Prof Brennan said a recent Supreme Court judgment from Mr Justice Adrian Hardiman on Tralee Beef and Lamb Ltd had raised a question mark about this approach. "That question mark has got even bigger now as a result of the Anglo case, where the jury found a non-executive chairman not guilty and two executive directors guilty."

The courts have also increasingly linked the expertise expected of a director to specific qualifications the person holds, she said. “Can we really say in this day that a non-executive director, who is part time and rarely in the office, is equally responsible as an executive director?”

Prof Brennan pointed out that the Anglo case involved the criminal trial of directors by a jury. “It’s not the same as a judge interpreting the law. There’s no case law here.”

However, it was likely the outcome of the case would lead to “reverberations” into judge-made law.

She described the case as “unusual”. “How often do you see directors of companies being brought into court in these circumstances?”

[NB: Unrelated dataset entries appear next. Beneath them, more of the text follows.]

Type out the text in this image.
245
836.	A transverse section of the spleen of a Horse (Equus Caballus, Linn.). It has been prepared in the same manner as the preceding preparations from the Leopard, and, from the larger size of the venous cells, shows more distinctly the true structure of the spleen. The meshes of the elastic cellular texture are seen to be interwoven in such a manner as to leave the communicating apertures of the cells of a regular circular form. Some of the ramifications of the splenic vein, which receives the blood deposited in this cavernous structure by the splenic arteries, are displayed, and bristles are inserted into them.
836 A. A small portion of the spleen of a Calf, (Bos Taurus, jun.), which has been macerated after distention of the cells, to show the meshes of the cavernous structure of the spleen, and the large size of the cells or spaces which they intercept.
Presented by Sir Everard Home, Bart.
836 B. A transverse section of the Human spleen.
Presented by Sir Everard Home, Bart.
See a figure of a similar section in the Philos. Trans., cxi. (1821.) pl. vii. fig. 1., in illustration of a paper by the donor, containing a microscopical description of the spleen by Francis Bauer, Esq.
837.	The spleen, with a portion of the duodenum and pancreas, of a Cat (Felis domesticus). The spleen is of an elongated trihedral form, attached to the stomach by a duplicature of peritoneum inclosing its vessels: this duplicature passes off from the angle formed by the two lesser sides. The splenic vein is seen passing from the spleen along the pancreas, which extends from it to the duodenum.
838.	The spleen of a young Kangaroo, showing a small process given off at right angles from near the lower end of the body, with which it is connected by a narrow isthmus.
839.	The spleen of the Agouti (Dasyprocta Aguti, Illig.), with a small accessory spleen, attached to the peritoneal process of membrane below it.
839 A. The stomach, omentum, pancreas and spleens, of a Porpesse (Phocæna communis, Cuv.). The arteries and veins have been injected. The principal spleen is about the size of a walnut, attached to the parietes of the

The case showed how risky serving on a board could be. “People need to think very carefully when approached to serve on a board. They need to consider the type of company involved and the type of person they will be working with. You have to hope that people will act with integrity. It’s an act of trust.”


Burden
Corporate governance rules required directors to know "everything" about their companies, she said. The UK corporate governance code, which is adhered to by Irish-listed companies and regarded as a template for others, says the chairperson is responsible for the board getting information.

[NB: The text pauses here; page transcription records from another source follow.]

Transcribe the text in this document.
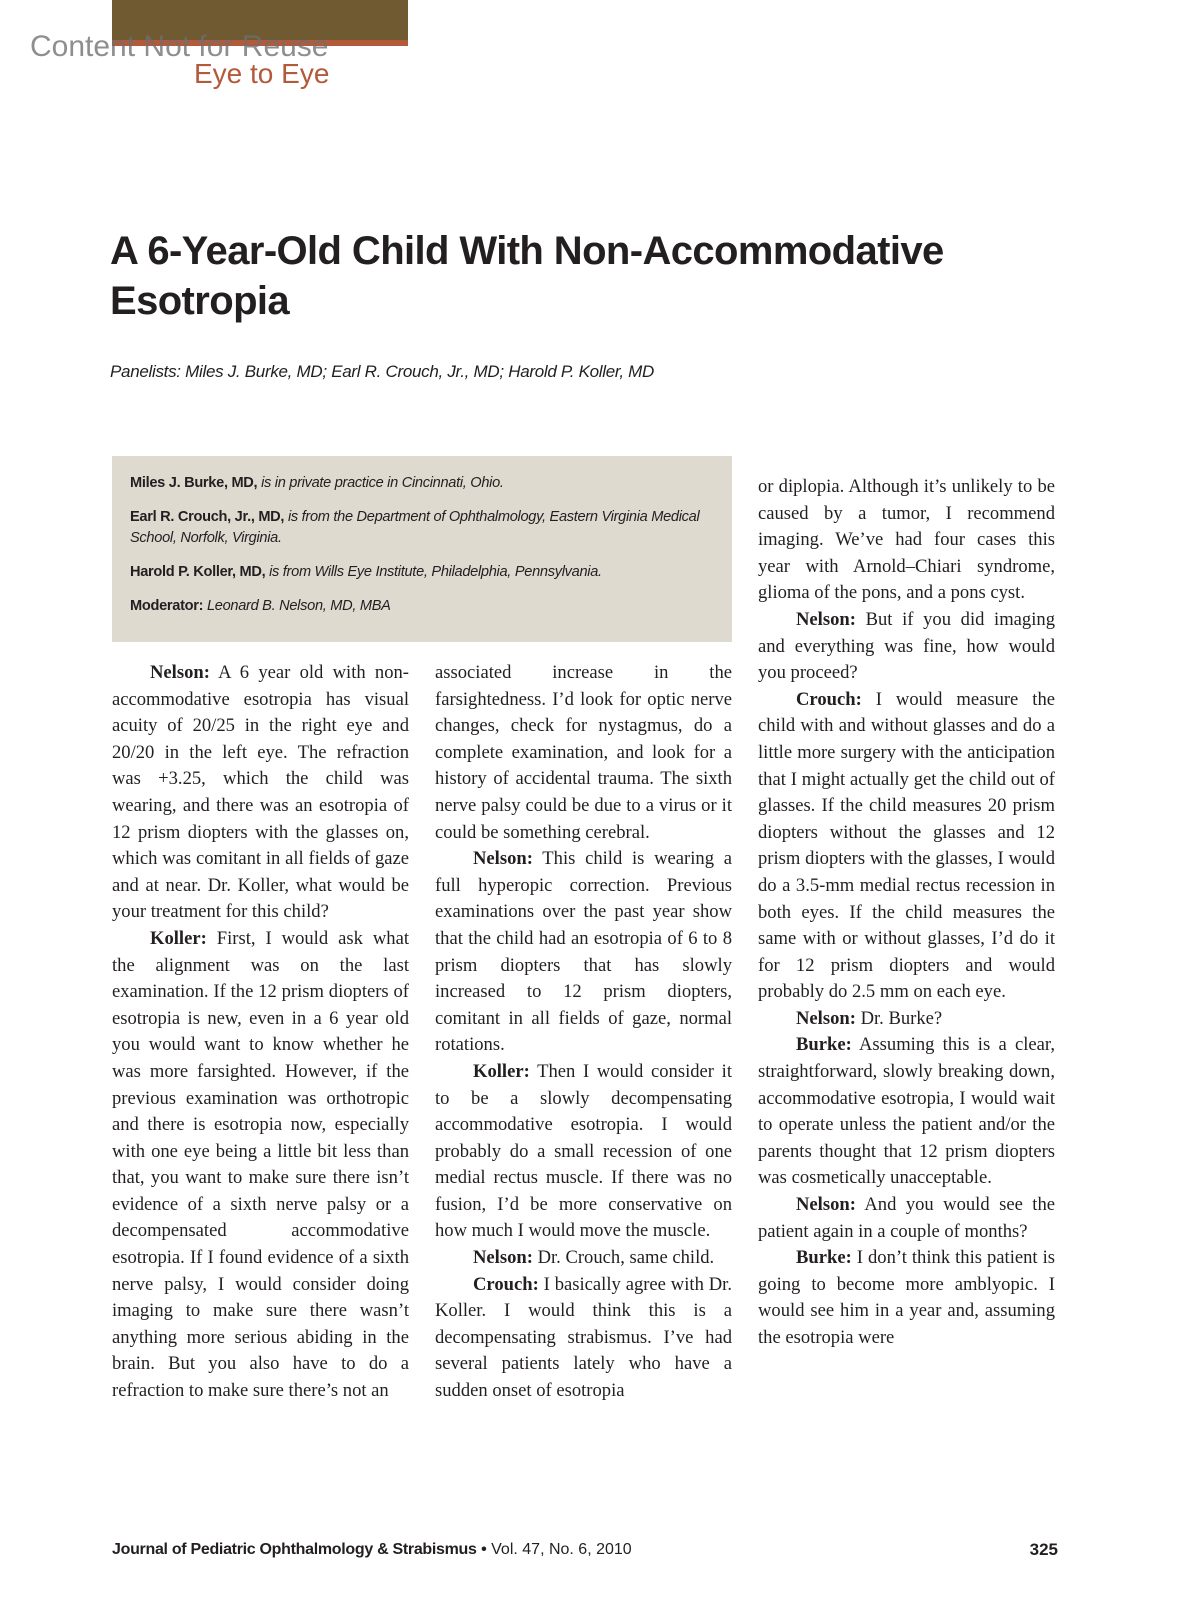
Content Not for Reuse
Eye to Eye
A 6-Year-Old Child With Non-Accommodative Esotropia

Panelists: Miles J. Burke, MD; Earl R. Crouch, Jr., MD; Harold P. Koller, MD

Miles J. Burke, MD, is in private practice in Cincinnati, Ohio.

Earl R. Crouch, Jr., MD, is from the Department of Ophthalmology, Eastern Virginia Medical School, Norfolk, Virginia.

Harold P. Koller, MD, is from Wills Eye Institute, Philadelphia, Pennsylvania.

Moderator: Leonard B. Nelson, MD, MBA

Nelson: A 6 year old with non-accommodative esotropia has visual acuity of 20/25 in the right eye and 20/20 in the left eye. The refraction was +3.25, which the child was wearing, and there was an esotropia of 12 prism diopters with the glasses on, which was comitant in all fields of gaze and at near. Dr. Koller, what would be your treatment for this child?

Koller: First, I would ask what the alignment was on the last examination. If the 12 prism diopters of esotropia is new, even in a 6 year old you would want to know whether he was more farsighted. However, if the previous examination was orthotropic and there is esotropia now, especially with one eye being a little bit less than that, you want to make sure there isn’t evidence of a sixth nerve palsy or a decompensated accommodative esotropia. If I found evidence of a sixth nerve palsy, I would consider doing imaging to make sure there wasn’t anything more serious abiding in the brain. But you also have to do a refraction to make sure there’s not an

associated increase in the farsightedness. I’d look for optic nerve changes, check for nystagmus, do a complete examination, and look for a history of accidental trauma. The sixth nerve palsy could be due to a virus or it could be something cerebral.

Nelson: This child is wearing a full hyperopic correction. Previous examinations over the past year show that the child had an esotropia of 6 to 8 prism diopters that has slowly increased to 12 prism diopters, comitant in all fields of gaze, normal rotations.

Koller: Then I would consider it to be a slowly decompensating accommodative esotropia. I would probably do a small recession of one medial rectus muscle. If there was no fusion, I’d be more conservative on how much I would move the muscle.

Nelson: Dr. Crouch, same child.

Crouch: I basically agree with Dr. Koller. I would think this is a decompensating strabismus. I’ve had several patients lately who have a sudden onset of esotropia

or diplopia. Although it’s unlikely to be caused by a tumor, I recommend imaging. We’ve had four cases this year with Arnold–Chiari syndrome, glioma of the pons, and a pons cyst.

Nelson: But if you did imaging and everything was fine, how would you proceed?

Crouch: I would measure the child with and without glasses and do a little more surgery with the anticipation that I might actually get the child out of glasses. If the child measures 20 prism diopters without the glasses and 12 prism diopters with the glasses, I would do a 3.5-mm medial rectus recession in both eyes. If the child measures the same with or without glasses, I’d do it for 12 prism diopters and would probably do 2.5 mm on each eye.

Nelson: Dr. Burke?

Burke: Assuming this is a clear, straightforward, slowly breaking down, accommodative esotropia, I would wait to operate unless the patient and/or the parents thought that 12 prism diopters was cosmetically unacceptable.

Nelson: And you would see the patient again in a couple of months?

Burke: I don’t think this patient is going to become more amblyopic. I would see him in a year and, assuming the esotropia were

Journal of Pediatric Ophthalmology & Strabismus • Vol. 47, No. 6, 2010	325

“That’s very draconian. It puts a huge burden on the shoulders of a chairman,” said Prof Brennan.

A “comply or explain” rule applies to companies under the code, she explained, meaning that a company did not have to comply so long as it explained to shareholders why it had not done so.

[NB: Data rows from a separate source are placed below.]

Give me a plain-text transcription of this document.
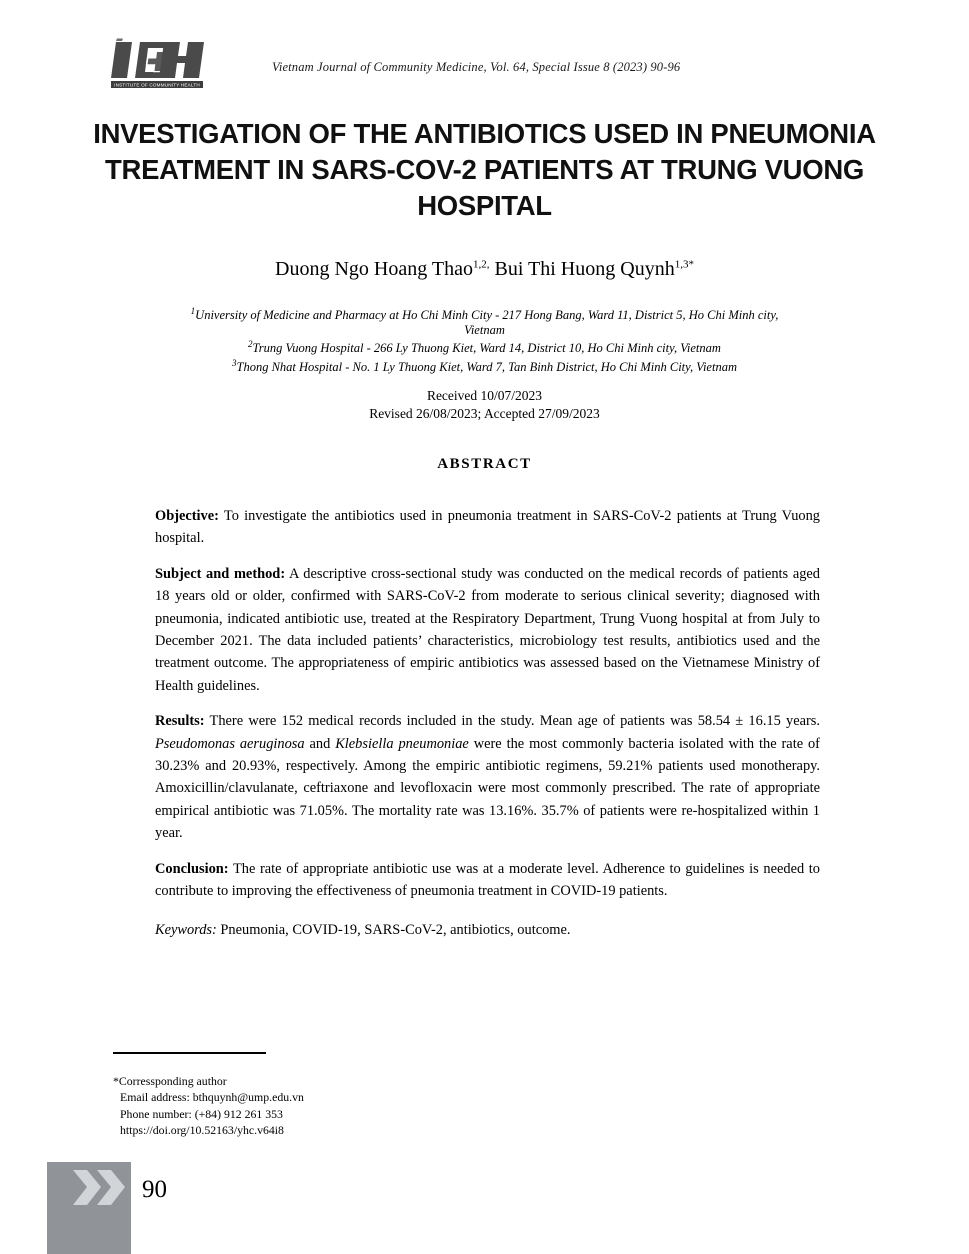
INSTITUTE OF COMMUNITY HEALTH
Vietnam Journal of Community Medicine, Vol. 64, Special Issue 8 (2023) 90-96
INVESTIGATION OF THE ANTIBIOTICS USED IN PNEUMONIA
TREATMENT IN SARS-COV-2 PATIENTS AT TRUNG VUONG
HOSPITAL
Duong Ngo Hoang Thao$^{1,2,}$ Bui Thi Huong Quynh$^{1,3*}$
$^1$University of Medicine and Pharmacy at Ho Chi Minh City - 217 Hong Bang, Ward 11, District 5, Ho Chi Minh city,
Vietnam
$^2$Trung Vuong Hospital - 266 Ly Thuong Kiet, Ward 14, District 10, Ho Chi Minh city, Vietnam
$^3$Thong Nhat Hospital - No. 1 Ly Thuong Kiet, Ward 7, Tan Binh District, Ho Chi Minh City, Vietnam
Received 10/07/2023
Revised 26/08/2023; Accepted 27/09/2023
ABSTRACT

Objective: To investigate the antibiotics used in pneumonia treatment in SARS-CoV-2 patients at Trung Vuong hospital.

Subject and method: A descriptive cross-sectional study was conducted on the medical records of patients aged 18 years old or older, confirmed with SARS-CoV-2 from moderate to serious clinical severity; diagnosed with pneumonia, indicated antibiotic use, treated at the Respiratory Department, Trung Vuong hospital at from July to December 2021. The data included patients’ characteristics, microbiology test results, antibiotics used and the treatment outcome. The appropriateness of empiric antibiotics was assessed based on the Vietnamese Ministry of Health guidelines.

Results: There were 152 medical records included in the study. Mean age of patients was 58.54 ± 16.15 years. Pseudomonas aeruginosa and Klebsiella pneumoniae were the most commonly bacteria isolated with the rate of 30.23% and 20.93%, respectively. Among the empiric antibiotic regimens, 59.21% patients used monotherapy. Amoxicillin/clavulanate, ceftriaxone and levofloxacin were most commonly prescribed. The rate of appropriate empirical antibiotic was 71.05%. The mortality rate was 13.16%. 35.7% of patients were re-hospitalized within 1 year.

Conclusion: The rate of appropriate antibiotic use was at a moderate level. Adherence to guidelines is needed to contribute to improving the effectiveness of pneumonia treatment in COVID-19 patients.

Keywords: Pneumonia, COVID-19, SARS-CoV-2, antibiotics, outcome.

*Corressponding author
Email address: bthquynh@ump.edu.vn
Phone number: (+84) 912 261 353
https://doi.org/10.52163/yhc.v64i8
90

The code precludes former chief executives becoming the chairman of a company, and while Anglo Irish Bank did not comply with this rule, it did not fall foul of the code because it provided an explanation, according to Prof Brennan.

The main risk for people serving on State boards is to their reputation, she added, as the recent history of the Dáil Public Accounts Committee had shown. “People have taken on these posts because they want to serve their country, but they may be wiser about that now.”